LA COUR ORDONNE que la demande soit rejetée.

 

 

 

« Johanne Gauthier »

Juge

 

 

Traduction certifiée conforme

Claude Leclerc, LL.B.


COUR FÉDÉRALE

AVOCATS INSCRITS AU DOSSIER

 

 

DOSSIER :                                        IMM-3731-08

 

INTITULÉ :                                       DUNIS JOEL ACOSTA ACOSTA c.

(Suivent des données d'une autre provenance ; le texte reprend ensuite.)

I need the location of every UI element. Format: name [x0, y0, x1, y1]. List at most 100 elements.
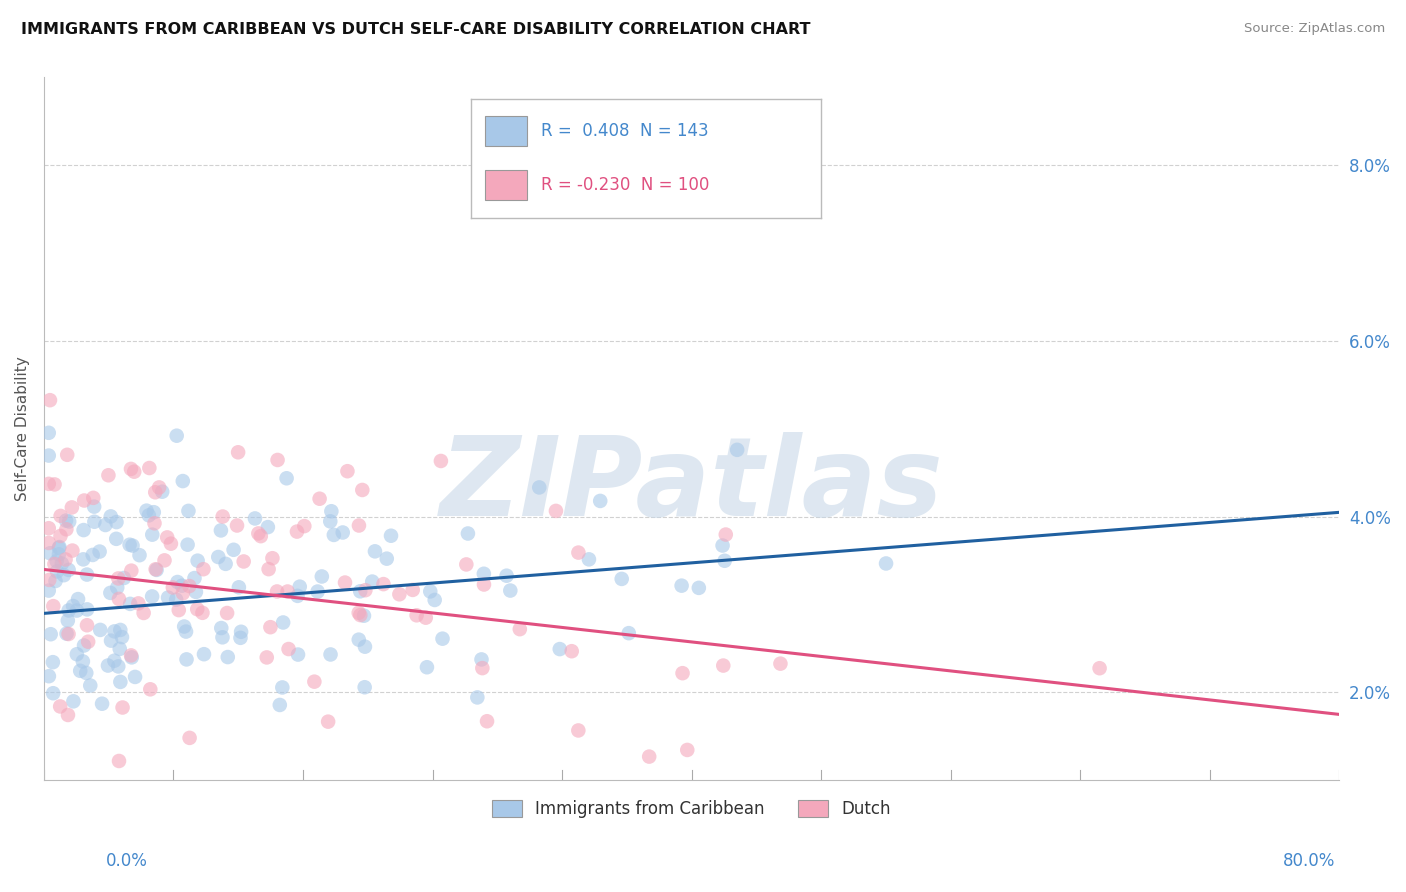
Point	[42, 686, 65, 700]
Point	[58, 627, 80, 641]
Point	[561, 644, 583, 658]
Point	[105, 581, 128, 595]
Point	[287, 648, 309, 662]
Point	[97, 658, 120, 673]
Point	[191, 606, 214, 620]
Point	[321, 504, 343, 518]
Point	[39, 546, 62, 560]
Point	[49, 529, 72, 543]
Text: ZIPatlas: ZIPatlas	[440, 432, 943, 539]
Point	[688, 581, 710, 595]
Point	[179, 731, 201, 745]
Point	[138, 508, 160, 523]
Point	[38, 521, 60, 535]
Point	[347, 632, 370, 647]
Point	[259, 620, 281, 634]
Text: Source: ZipAtlas.com: Source: ZipAtlas.com	[1244, 22, 1385, 36]
Point	[229, 624, 252, 639]
Text: IMMIGRANTS FROM CARIBBEAN VS DUTCH SELF-CARE DISABILITY CORRELATION CHART: IMMIGRANTS FROM CARIBBEAN VS DUTCH SELF-…	[21, 22, 811, 37]
Point	[72, 655, 94, 669]
Point	[183, 571, 205, 585]
Point	[209, 524, 232, 538]
Point	[73, 639, 96, 653]
Point	[713, 554, 735, 568]
Point	[156, 530, 179, 544]
Point	[187, 554, 209, 568]
Point	[165, 592, 187, 607]
Point	[135, 503, 157, 517]
Point	[94, 518, 117, 533]
Point	[211, 509, 233, 524]
Point	[353, 608, 375, 623]
Point	[1088, 661, 1111, 675]
Point	[471, 661, 494, 675]
Point	[610, 572, 633, 586]
Point	[38, 583, 60, 598]
Point	[287, 589, 309, 603]
Point	[110, 674, 132, 689]
Point	[375, 551, 398, 566]
Point	[150, 484, 173, 499]
Point	[172, 474, 194, 488]
Point	[671, 666, 693, 681]
Point	[157, 591, 180, 605]
Point	[711, 658, 734, 673]
Point	[76, 618, 98, 632]
Point	[121, 650, 143, 665]
Point	[66, 647, 89, 661]
Point	[229, 631, 252, 645]
Point	[100, 509, 122, 524]
Point	[121, 539, 143, 553]
Point	[97, 468, 120, 483]
Point	[89, 623, 111, 637]
Point	[69, 664, 91, 678]
Point	[475, 714, 498, 729]
Point	[66, 603, 89, 617]
Point	[52, 568, 75, 582]
Point	[567, 546, 589, 560]
Point	[51, 557, 73, 571]
Point	[333, 575, 356, 590]
Point	[174, 624, 197, 639]
Point	[257, 562, 280, 576]
Point	[82, 548, 104, 562]
Point	[111, 630, 134, 644]
Point	[107, 571, 129, 585]
Point	[42, 655, 65, 669]
Point	[127, 596, 149, 610]
Point	[108, 591, 131, 606]
Point	[83, 500, 105, 514]
Point	[38, 425, 60, 440]
Point	[108, 641, 131, 656]
Point	[319, 648, 342, 662]
Point	[58, 603, 80, 617]
Point	[243, 511, 266, 525]
Point	[184, 585, 207, 599]
Point	[419, 584, 441, 599]
Point	[232, 554, 254, 568]
Point	[44, 574, 66, 588]
Point	[288, 580, 311, 594]
Point	[430, 454, 453, 468]
Point	[285, 524, 308, 539]
Point	[120, 564, 142, 578]
Point	[62, 599, 84, 613]
Point	[472, 566, 495, 581]
Point	[176, 652, 198, 666]
Point	[347, 518, 370, 533]
Point	[332, 525, 354, 540]
Point	[38, 476, 60, 491]
Point	[76, 567, 98, 582]
Point	[77, 634, 100, 648]
Point	[676, 743, 699, 757]
Point	[354, 583, 377, 598]
Point	[143, 485, 166, 500]
Point	[423, 593, 446, 607]
Y-axis label: Self-Care Disability: Self-Care Disability	[15, 357, 30, 501]
Point	[548, 642, 571, 657]
Point	[73, 493, 96, 508]
Point	[139, 682, 162, 697]
Point	[266, 453, 288, 467]
Point	[495, 568, 517, 582]
Point	[457, 526, 479, 541]
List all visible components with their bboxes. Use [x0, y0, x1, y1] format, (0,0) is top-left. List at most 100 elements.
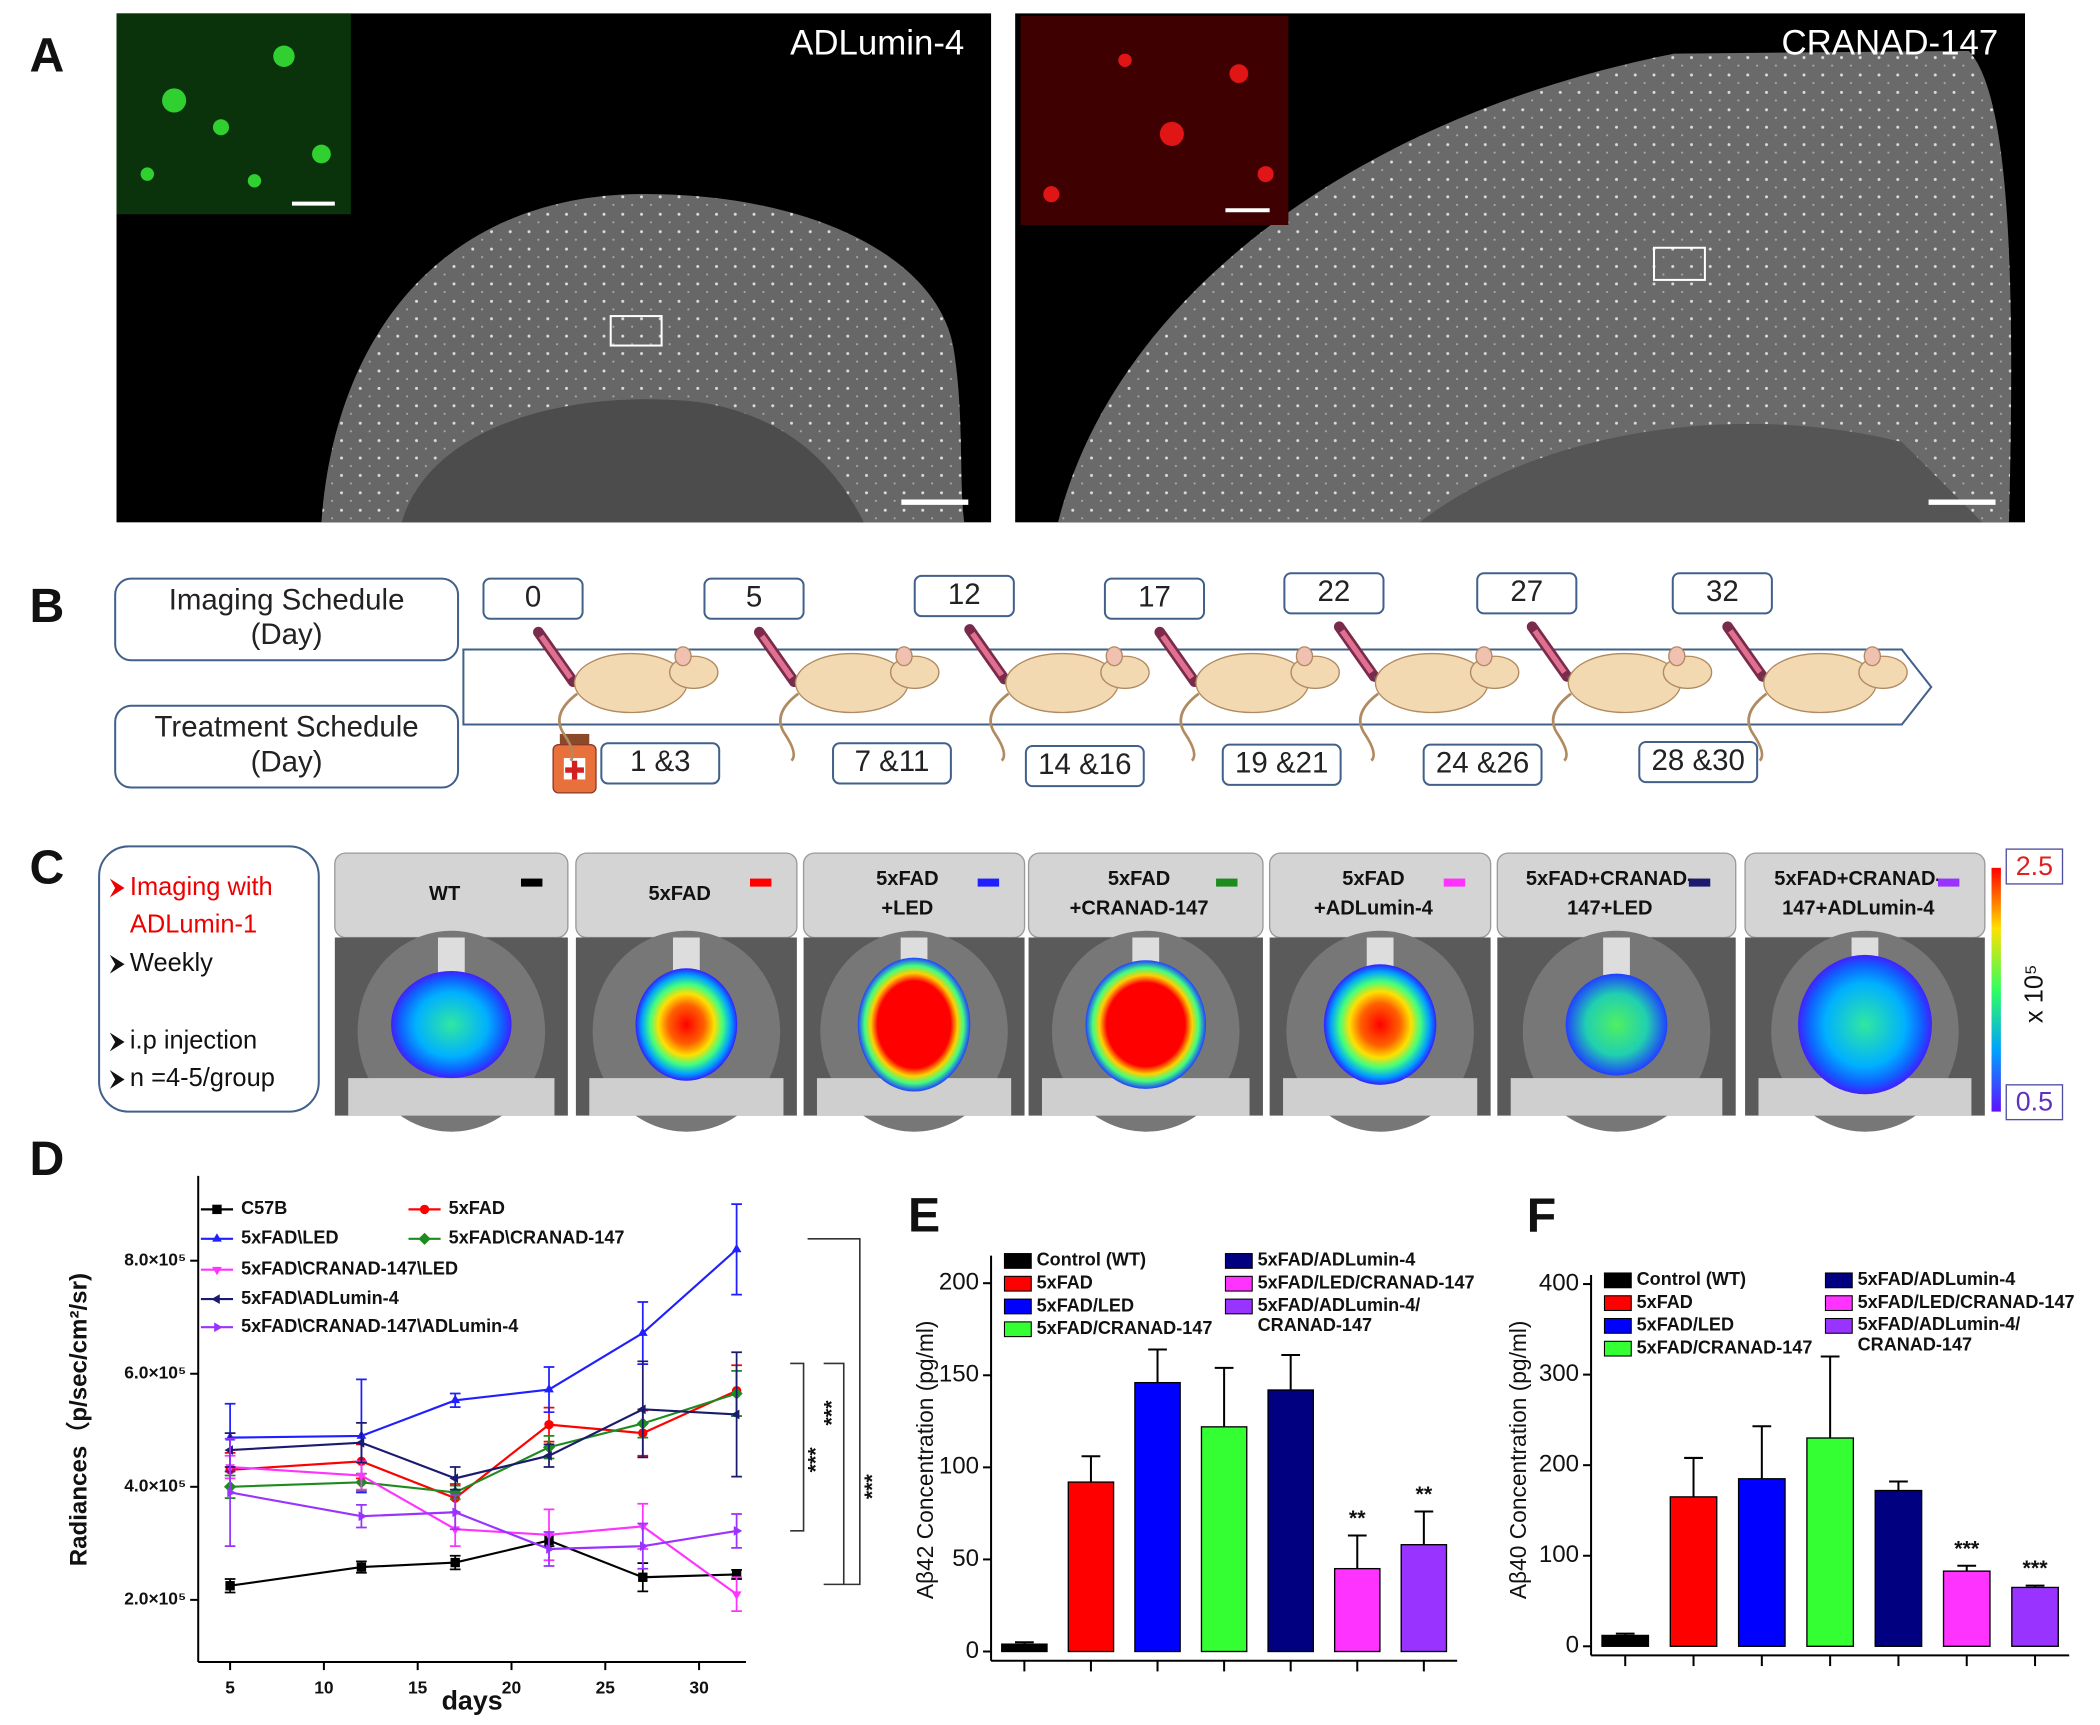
bar — [1601, 1634, 1650, 1647]
y-axis-label: Aβ40 Concentration (pg/ml) — [1505, 1321, 1531, 1600]
bioluminescence — [635, 968, 738, 1081]
series-line — [230, 1465, 738, 1596]
mouse-tail — [558, 692, 579, 762]
mouse — [1747, 646, 1908, 762]
treatment-day: 28 &30 — [1652, 744, 1745, 777]
bullet — [109, 878, 125, 898]
imaging-label: Imaging Schedule (Day) — [169, 583, 405, 651]
legend-swatch — [1224, 1298, 1253, 1315]
x-tick-label: 25 — [596, 1677, 616, 1697]
marker — [450, 1394, 461, 1404]
bioluminescence — [1565, 973, 1668, 1076]
group-label: 5xFAD +LED — [876, 868, 939, 919]
panel-label: F — [1527, 1188, 1556, 1242]
treatment-day: 24 &26 — [1436, 747, 1529, 780]
panel-label: B — [29, 579, 64, 633]
marker — [637, 1404, 646, 1415]
mouse-body — [1567, 652, 1682, 714]
bioluminescence — [857, 957, 971, 1092]
legend-label: 5xFAD/ADLumin-4 — [1858, 1269, 2016, 1289]
imaging-day: 0 — [525, 580, 541, 613]
bar — [1874, 1489, 1923, 1647]
mouse-body — [1763, 652, 1878, 714]
syringe-fill — [759, 634, 794, 680]
y-tick-label: 6.0×10⁵ — [124, 1362, 186, 1382]
marker — [638, 1572, 648, 1582]
mouse-tail — [1179, 692, 1200, 762]
significance: *** — [860, 1473, 884, 1499]
day-box — [1283, 572, 1385, 615]
inset-plaques — [140, 45, 331, 188]
legend-swatch — [1603, 1340, 1632, 1357]
bar — [1400, 1544, 1448, 1653]
legend-swatch — [1003, 1275, 1032, 1292]
legend-label: 5xFAD/CRANAD-147 — [1037, 1318, 1213, 1338]
group-label: 5xFAD+CRANAD-147+LED — [1526, 868, 1694, 919]
day-box — [913, 574, 1015, 618]
note: n =4-5/group — [130, 1064, 275, 1092]
note: Weekly — [130, 949, 213, 977]
day-box — [482, 577, 584, 620]
bioluminescence — [391, 970, 512, 1079]
legend-label: 5xFAD/LED/CRANAD-147 — [1858, 1292, 2075, 1312]
mouse-ear — [1295, 646, 1314, 667]
group-marker — [1937, 878, 1960, 887]
error-bar — [1752, 1425, 1772, 1479]
mouse-tail — [1747, 692, 1768, 762]
mouse-body — [573, 652, 688, 714]
x-tick-label: 20 — [502, 1677, 521, 1697]
legend-label: 5xFAD/ADLumin-4/CRANAD-147 — [1858, 1314, 2021, 1354]
legend-marker — [418, 1232, 431, 1245]
y-tick-label: 300 — [1539, 1360, 1579, 1387]
image-title: CRANAD-147 — [1782, 24, 1999, 63]
legend-label: 5xFAD/LED — [1637, 1315, 1734, 1335]
marker — [731, 1243, 742, 1253]
error-bar — [1081, 1455, 1101, 1483]
group-marker — [977, 878, 1000, 887]
roi-box — [1653, 246, 1706, 281]
marker — [733, 1526, 743, 1536]
significance-bracket — [790, 1362, 805, 1532]
mouse-tail — [779, 692, 800, 762]
mouse-body — [1195, 652, 1310, 714]
y-tick-label: 100 — [1539, 1541, 1579, 1568]
legend-swatch — [1824, 1317, 1853, 1334]
panel-label: D — [29, 1132, 64, 1186]
bar — [1001, 1643, 1048, 1653]
day-box — [832, 742, 952, 785]
treatment-day: 7 &11 — [855, 745, 930, 778]
legend-swatch — [1603, 1272, 1632, 1289]
note: i.p injection — [130, 1027, 257, 1055]
panel-c: 2.5 0.5 x 10⁵ — [98, 845, 2064, 1121]
inset-plaques — [1043, 53, 1274, 203]
treatment-label: Treatment Schedule (Day) — [155, 710, 419, 778]
day-box — [703, 577, 805, 620]
group-label: 5xFAD +CRANAD-147 — [1070, 868, 1209, 919]
colorbar-max: 2.5 — [2016, 851, 2053, 881]
legend-label: 5xFAD\CRANAD-147 — [449, 1228, 625, 1248]
mouse-ear — [674, 646, 692, 667]
legend-label: Control (WT) — [1637, 1269, 1746, 1289]
inset — [116, 13, 351, 215]
colorbar-min: 0.5 — [2016, 1087, 2053, 1117]
legend-label: 5xFAD — [1037, 1272, 1093, 1292]
error-bar — [1414, 1510, 1434, 1545]
mouse-tail — [1551, 692, 1572, 762]
legend-swatch — [1003, 1321, 1032, 1338]
series-line — [230, 1408, 737, 1480]
error-bar — [1148, 1348, 1167, 1383]
panel-label: A — [29, 29, 64, 83]
mouse-body — [1374, 652, 1489, 714]
ear-tag — [437, 937, 465, 975]
legend-marker — [212, 1204, 222, 1215]
significance: *** — [804, 1447, 828, 1473]
plaque-dots — [1058, 50, 2012, 523]
mouse-ear — [895, 646, 913, 667]
treatment-day: 14 &16 — [1038, 748, 1131, 781]
roi-box — [609, 315, 663, 347]
day-box — [1476, 572, 1578, 615]
body-light — [589, 1078, 784, 1116]
mouse — [989, 646, 1150, 762]
treatment-day: 19 &21 — [1235, 747, 1328, 780]
x-axis-label: days — [442, 1685, 503, 1715]
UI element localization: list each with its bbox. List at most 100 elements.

LE MINISTRE DE LA CITOYENNETÉ ET DE L’IMMIGRATION

 

LIEU DE L’AUDIENCE :                 Vancouver (Colombie‑Britannique)

 

 

DATE DE L’AUDIENCE :               Le 15 janvier 2009

 

 

MOTIFS DU JUGEMENT

ET JUGEMENT :                              LA JUGE GAUTHIER

 

 

DATE DES MOTIFS

ET DU JUGEMENT :                       Le 2 mars 2009

 

 

COMPARUTIONS :

 

Dean D. Pietrantonio

 

 

POUR LE DEMANDEUR

Hilla Aharon

 

POUR LE DÉFENDEUR

 

AVOCATS INSCRITS AU DOSSIER :

 

Dean D. Pietrantonio

550 – 1130, rue West Pender

Vancouver (C.‑B) V6E 4A4

Téléc. : 604-331-8573

 

POUR LE DEMANDEUR

Ministère de la Justice

900-840, rue Howe

Vancouver (C.‑B) V6Z 2S9

Téléc. : 604-666-2639

POUR LE DÉFENDEUR

 



[1] Les parties ont eu la possibilité, après l’audience, de formuler des observations quant à cette récente décision.